Scientists have devised a clever new technique to help them determine just how severe the conditions of drought were during the time that the Maya civilization was collapsing 1,000 years ago, allowing researchers to pinpoint the different things that may have helped to cause this rapid disintegration.
Along the Yucatan Peninsula in Lake Chichancana, scientists from the University of Florida and the University of Cambridge discovered that they were able to extract isotopes of water that were held inside gypsum in the lake and measure these to analyze the drought that would have occurred during this time period, as Phys.org reports.
During the time that the Maya civilization began falling apart, it was determined that rainfall dropped sharply from 41 percent to 54 percent. However, during times of severe drought this level increased markedly to 70 percent.
Cambridge Ph.D. student Nick Evans, the author of the new study, explained that despite the controversy surrounding the theory that drought may have helped to cause the demise of the Maya civilization, this new research shows much more conclusively that there was indeed a serious lack of rainfall during the time that their way of life was ending.
“The role of climate change in the collapse of Classic Maya civilization is somewhat controversial, partly because previous records are limited to qualitative reconstructions, for example whether conditions were wetter or drier.

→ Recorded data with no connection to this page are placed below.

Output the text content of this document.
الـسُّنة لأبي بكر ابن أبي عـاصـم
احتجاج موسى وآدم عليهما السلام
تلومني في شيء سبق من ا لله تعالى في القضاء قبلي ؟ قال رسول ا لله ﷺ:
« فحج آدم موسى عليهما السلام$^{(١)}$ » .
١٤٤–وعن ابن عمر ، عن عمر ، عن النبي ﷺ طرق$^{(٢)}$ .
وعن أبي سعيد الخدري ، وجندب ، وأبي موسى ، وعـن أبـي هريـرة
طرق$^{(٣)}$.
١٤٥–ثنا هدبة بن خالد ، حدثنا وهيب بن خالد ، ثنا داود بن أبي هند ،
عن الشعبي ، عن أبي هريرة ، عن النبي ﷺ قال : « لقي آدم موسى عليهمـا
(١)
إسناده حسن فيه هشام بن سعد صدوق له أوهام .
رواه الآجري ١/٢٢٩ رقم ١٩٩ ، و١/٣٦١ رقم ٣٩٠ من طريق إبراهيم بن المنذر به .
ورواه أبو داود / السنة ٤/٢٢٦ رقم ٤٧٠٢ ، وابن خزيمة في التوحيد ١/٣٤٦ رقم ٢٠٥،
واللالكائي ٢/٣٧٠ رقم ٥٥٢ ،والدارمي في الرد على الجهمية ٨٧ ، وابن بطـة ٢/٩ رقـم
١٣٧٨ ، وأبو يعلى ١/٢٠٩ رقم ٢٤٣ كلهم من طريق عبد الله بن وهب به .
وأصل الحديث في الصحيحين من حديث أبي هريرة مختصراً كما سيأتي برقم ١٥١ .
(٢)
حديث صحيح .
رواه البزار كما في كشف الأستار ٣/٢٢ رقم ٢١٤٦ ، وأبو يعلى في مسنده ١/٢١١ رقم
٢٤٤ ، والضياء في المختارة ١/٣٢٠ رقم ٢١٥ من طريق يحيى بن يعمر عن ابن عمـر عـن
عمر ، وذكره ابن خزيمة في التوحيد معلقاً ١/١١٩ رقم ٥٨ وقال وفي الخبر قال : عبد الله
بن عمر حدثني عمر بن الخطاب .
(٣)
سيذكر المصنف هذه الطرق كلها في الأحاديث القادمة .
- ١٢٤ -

Our study represents a substantial advance as it provides statistically robust estimates of rainfall and humidity levels during the Maya downfall.”
— Phys.org (@physorg_com) August 2, 2018
It is useful to note that there were four different time periods which occurred during the Maya civilization, and these include the Preclassic period, (2,000 BC to 250 AD), the Classic period (250 to 800 AD), the terminal Classic period (800 to 1000 AD), and the Postclassic period (1000 to 1539 AD). During the time of the Classic period, the Maya civilization could be said to have been at its peak with its powerful city-states and the architecture we associate it with today.
However, when the 9th century rolled around there was a fairly large political upheaval occurring, and the Maya people were left without their spectacular city-states and would have had to carry on without the system they had been used to for thousands of years.
While there are many things which could have helped to contribute to the collapse of their civilization, scientists have determined that at the height of its collapse there was a serious and prolonged issue of drought occurring.
The new study which links the collapse of the Maya civilization with a lack of rainfall has been published in Science.